This was based on a lot of examples, and was done before the specs were available. It probably needs updating.
This grammar parses fine with Coco/R for C++.
/*
* Guy's attempt at writing a parser for LOLCODE (see http://lolcode.com/)
* It's not entirely LL(1) clean, but then the syntax is written for cats.
*/
$CD
COMPILER LOLCODE
CHARACTERS
letter = "ABCDEFGHIJKLMNOPQRSTUVWXYZabcdefghijklmnopqrstuvwxyz" .
letternon = letter - "N" .
digit = "0123456789" .
cr = CHR(13) .
lf = CHR(10) .
tab = CHR(9) .
sp = CHR(32) .
noquote = ANY - '"' - cr - lf - tab .
regexpat = ANY - '/' - cr - lf - tab .
TOKENS
identifier = ( letternon | letter ( letter | digit ) ) { ( letter | digit ) } . /* hack to stop "N" because it is the concatination operator */
number = digit { digit } .
string = '"' { noquote } '"' .
regex = '/' { regexpat } '/' .
/*
* these are literal token keywords, but they have to be in tokens because
* they have spaces in them.
*/
CANHAS = "CAN" sp { sp } "HAS" .
IHASA = "I" sp { sp } "HAS" sp { sp } "A" .
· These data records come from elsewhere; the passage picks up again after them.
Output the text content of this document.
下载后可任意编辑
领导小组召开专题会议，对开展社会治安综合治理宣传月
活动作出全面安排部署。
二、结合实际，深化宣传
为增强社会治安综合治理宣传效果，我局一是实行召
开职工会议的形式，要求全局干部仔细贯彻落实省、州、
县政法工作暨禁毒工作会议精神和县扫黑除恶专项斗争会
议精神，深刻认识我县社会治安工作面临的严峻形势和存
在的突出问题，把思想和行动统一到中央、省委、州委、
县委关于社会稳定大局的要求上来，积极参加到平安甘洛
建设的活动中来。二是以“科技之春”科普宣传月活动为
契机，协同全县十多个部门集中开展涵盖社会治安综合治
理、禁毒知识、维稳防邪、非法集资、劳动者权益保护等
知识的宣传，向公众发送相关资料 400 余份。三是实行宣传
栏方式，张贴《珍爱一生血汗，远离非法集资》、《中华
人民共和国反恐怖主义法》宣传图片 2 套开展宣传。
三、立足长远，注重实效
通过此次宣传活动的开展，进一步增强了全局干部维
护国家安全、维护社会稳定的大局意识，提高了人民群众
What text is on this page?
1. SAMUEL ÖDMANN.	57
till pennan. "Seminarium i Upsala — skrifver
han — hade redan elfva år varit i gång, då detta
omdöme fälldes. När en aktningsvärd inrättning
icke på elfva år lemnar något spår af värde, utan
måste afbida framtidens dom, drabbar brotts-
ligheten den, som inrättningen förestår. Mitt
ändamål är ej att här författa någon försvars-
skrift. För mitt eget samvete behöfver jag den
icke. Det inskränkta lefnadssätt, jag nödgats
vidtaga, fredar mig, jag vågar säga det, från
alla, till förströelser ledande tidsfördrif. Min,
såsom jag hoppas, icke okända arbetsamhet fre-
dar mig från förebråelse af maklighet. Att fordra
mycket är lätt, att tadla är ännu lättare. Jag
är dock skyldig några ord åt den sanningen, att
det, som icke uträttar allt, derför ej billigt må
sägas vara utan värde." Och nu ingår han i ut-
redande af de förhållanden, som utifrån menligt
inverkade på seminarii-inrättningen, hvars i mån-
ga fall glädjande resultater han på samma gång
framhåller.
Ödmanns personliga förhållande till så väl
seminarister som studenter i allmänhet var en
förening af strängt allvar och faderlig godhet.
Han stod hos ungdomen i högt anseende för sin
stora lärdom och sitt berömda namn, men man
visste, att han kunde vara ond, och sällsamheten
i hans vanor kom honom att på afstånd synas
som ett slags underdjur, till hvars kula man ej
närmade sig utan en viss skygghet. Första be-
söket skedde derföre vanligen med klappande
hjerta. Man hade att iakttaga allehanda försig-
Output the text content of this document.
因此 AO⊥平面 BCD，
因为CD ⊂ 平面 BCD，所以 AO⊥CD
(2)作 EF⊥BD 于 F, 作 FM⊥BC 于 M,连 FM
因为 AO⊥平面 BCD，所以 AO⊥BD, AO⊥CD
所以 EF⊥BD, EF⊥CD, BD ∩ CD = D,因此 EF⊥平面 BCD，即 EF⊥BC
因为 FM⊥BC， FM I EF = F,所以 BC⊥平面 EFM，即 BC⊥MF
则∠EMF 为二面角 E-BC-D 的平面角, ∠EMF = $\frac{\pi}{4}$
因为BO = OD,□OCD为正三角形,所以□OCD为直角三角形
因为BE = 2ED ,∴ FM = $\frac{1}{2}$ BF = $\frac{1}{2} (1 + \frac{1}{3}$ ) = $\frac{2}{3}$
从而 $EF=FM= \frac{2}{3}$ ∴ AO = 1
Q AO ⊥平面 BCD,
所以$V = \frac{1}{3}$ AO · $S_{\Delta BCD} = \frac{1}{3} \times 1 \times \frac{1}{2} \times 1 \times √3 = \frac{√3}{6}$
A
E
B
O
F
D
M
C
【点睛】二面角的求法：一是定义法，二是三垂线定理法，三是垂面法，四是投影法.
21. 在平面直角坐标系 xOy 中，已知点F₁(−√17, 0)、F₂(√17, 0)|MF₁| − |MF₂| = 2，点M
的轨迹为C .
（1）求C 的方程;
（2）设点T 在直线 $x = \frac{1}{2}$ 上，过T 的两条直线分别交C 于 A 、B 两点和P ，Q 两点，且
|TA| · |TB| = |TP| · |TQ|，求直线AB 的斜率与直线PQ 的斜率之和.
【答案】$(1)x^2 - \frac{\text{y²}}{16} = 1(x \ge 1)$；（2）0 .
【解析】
OPENFILE = "OPEN" sp { sp } "FILE" .
IMINYR = "IM" sp { sp } "IN" sp { sp } "YR" .
IMOUTTAYR = "IM" sp { sp } "OUTTA" sp { sp } "YR" .
UPPINYR = "UPPIN" sp { sp } "YR" .
YARLY = "YA" sp { sp } "RLY" .
ORLY = "O" sp { sp } "RLY" .
NOWAI = "NO" sp { sp } "WAI" .
WTFIZ = "WTF" sp { sp } "IZ" .
AWSUMTHX = "AWSUM" sp { sp } "THX" .
ONOES = "O" sp { sp } "NOES" .
MAGICZON = "MAGICZ" sp { sp } "ON" .
IGNORE tab + cr + lf
COMMENTS FROM "BT" TO cr /* this should be "BTW" but cocor doesn't allow three chars */
COMMENTS FROM "^^" TO cr
PRODUCTIONS
LOLCODE = [ Block ] EOF .
Block = "HAI" { Statement } "KTHXBYE" .
Statement = Keyword | CompoundState .
Keyword = ( CANHAS identifier "?"
| IHASA identifier [ "IZ" Expression ]
| "VISIBLE" [ "SAME-LINEZ" ] Expression
| "INVISIBLE" Expression
| "UP" identifier [ "!!" Number ]
| "NERF" identifier [ "!!" Number ]
| "KBYE" /* this should probably be KTHXBYE but I can't get that to work */
| OPENFILE Expression
| "GIMMEH" identifier
| [ "MAH" ] identifier "IZ" Expression /* assignment */
) .
CompoundState = ( IfStatement
| LoopStatement
| CaseStatement
| TryStatement
| Block
) .
/* compound statements -- looping and other block structures */
IfStatement = "IZ" Condition IfElseBlock .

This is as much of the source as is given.